Revaram spoke to the girl and then walked towards the open place just before the hut to find a place to lie down. The girl asked us to sit on a charpoy in the verandah. The verandah was an open balcony, roughly two feet above the ground. It opened into a room - the only room in the hut. Rest was all open from four sides with a thatch roof above.

She gave us water and then went inside the room to inform her Baba, the snake charmer. We could hear her voice, "They have come". 

He came out - it was a huge disappointment. We had travelled this far, on faith to find a very ordinary, thin, half naked fellow. I had expected more men around, someone strong and visibly more influential. After all the superficial change the mind had undergone, I was still measuring using the yardsticks that the world used.

He was dark, looked bent with old age, and had just a thin white cloth wrapped around his lower half. He had stubble -half grey, oval face with many lines on cheeks around the eyes, betraying his old age.

We stood up in courtesy. He shook hands with us, in our manner, and asked us to sit on the charpoy. He sat on the ground in front of us. The Snake charmer asked Revaram for a 'bidi' and match box. Revaram produced one from pocket. He bid Revaram to go and sleep, and then he asked, “Are you entering the forests for the first time?” I said, “Yes”.

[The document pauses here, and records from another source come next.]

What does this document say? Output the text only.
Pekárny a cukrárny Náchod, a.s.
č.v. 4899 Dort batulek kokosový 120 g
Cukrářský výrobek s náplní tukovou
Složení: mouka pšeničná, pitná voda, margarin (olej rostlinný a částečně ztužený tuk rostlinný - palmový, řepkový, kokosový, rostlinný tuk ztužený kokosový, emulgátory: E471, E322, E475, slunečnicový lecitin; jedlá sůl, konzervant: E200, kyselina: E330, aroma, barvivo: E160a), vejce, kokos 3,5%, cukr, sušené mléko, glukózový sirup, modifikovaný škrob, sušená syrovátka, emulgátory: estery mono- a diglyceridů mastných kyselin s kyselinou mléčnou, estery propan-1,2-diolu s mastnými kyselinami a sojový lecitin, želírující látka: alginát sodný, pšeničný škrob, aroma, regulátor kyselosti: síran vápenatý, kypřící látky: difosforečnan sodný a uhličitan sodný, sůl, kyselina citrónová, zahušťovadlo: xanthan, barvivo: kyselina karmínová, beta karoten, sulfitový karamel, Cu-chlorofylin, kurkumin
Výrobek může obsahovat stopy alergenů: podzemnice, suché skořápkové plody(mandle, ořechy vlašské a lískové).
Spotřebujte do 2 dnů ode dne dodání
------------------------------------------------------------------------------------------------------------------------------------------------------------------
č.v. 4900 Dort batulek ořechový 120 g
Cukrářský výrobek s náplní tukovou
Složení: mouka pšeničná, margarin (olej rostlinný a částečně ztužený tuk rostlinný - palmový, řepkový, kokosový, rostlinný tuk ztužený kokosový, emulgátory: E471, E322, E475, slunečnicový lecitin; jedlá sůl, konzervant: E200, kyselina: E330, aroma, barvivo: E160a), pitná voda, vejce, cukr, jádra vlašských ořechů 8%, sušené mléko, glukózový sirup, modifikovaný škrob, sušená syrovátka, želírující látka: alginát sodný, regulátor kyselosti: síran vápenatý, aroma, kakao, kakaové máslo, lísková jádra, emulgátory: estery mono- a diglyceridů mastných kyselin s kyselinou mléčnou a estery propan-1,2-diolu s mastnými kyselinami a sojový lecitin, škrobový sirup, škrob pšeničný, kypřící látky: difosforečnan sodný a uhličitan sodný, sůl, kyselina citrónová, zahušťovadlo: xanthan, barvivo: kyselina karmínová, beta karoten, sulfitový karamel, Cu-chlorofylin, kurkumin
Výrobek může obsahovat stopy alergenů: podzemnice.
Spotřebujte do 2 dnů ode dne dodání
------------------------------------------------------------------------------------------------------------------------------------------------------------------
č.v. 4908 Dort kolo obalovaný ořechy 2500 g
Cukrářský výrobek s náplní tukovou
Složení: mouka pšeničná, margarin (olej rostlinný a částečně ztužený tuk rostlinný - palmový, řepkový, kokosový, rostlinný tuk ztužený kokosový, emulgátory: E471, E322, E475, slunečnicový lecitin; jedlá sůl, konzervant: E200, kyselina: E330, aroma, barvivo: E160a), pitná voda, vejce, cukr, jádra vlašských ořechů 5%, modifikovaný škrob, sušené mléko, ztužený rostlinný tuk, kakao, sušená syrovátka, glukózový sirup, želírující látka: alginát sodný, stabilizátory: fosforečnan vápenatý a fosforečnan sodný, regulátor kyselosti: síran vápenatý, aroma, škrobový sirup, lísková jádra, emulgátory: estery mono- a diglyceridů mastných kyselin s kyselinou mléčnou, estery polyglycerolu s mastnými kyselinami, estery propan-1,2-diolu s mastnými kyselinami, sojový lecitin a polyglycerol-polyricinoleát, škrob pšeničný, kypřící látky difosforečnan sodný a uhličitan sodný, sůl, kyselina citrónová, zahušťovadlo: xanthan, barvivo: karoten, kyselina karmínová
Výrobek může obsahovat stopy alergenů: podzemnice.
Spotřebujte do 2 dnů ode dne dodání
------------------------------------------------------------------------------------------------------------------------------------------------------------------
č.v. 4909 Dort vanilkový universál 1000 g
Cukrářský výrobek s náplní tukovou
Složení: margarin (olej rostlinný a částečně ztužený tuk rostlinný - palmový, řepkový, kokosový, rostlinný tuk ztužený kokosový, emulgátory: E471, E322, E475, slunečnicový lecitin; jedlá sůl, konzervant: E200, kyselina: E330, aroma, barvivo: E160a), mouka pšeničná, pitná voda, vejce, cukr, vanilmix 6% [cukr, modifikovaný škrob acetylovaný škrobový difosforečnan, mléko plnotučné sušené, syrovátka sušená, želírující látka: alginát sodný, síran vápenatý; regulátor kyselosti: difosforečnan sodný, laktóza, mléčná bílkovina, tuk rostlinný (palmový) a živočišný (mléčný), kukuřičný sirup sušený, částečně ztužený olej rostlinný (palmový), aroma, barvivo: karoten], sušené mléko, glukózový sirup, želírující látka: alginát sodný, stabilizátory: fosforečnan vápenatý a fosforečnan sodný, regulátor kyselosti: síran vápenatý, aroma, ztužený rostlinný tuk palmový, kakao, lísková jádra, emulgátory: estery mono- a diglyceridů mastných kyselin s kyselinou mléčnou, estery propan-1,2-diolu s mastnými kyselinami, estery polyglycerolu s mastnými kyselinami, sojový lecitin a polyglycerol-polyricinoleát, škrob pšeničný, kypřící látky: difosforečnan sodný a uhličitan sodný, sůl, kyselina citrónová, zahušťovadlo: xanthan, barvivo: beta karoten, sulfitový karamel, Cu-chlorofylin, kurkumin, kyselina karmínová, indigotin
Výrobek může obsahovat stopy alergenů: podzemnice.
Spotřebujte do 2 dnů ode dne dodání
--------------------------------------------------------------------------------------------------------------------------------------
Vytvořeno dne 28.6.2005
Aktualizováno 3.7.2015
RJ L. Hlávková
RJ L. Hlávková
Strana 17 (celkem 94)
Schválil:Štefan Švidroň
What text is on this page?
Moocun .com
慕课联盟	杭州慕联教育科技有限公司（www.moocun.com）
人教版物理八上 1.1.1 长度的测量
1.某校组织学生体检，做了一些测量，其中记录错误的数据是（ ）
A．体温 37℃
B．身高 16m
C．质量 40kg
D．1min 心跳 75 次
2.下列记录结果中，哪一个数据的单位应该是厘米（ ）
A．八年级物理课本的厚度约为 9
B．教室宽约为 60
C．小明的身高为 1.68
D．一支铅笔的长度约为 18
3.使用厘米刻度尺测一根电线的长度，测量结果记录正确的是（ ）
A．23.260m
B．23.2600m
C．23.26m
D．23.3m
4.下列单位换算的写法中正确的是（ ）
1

“Then it must be some experience for you”, he said.  We both smiled. For all the anti-climax of our expectations, we were fine as this man was warm, had a family with animals, and seemed simple and content. His voice had a calm assurance about being in full control of things around him.

He said, “Welcome to my small hut. I was very worried for you when the second vehicle came to Revaram's village. I hoped you don't delay on the way. When the vehicle turned back and I knew you had started on the cart, I relaxed and went to sleep.”

It looked like a day of puzzles. What this man said just now didn't make sense to me.  He seemed amused at our thoughts. I still asked, “Are you sure they won’t come here?”

He said, “They won’t come this way without informing. If they try, I will know when they are five kilometers away. Please don’t worry tonight. Tomorrow you can plan to go back.”  Then he disappeared inside. I eased myself on the charpoy while Sooraj slept on the ground.  For some reason, we had enough peace of mind for a sound sleep.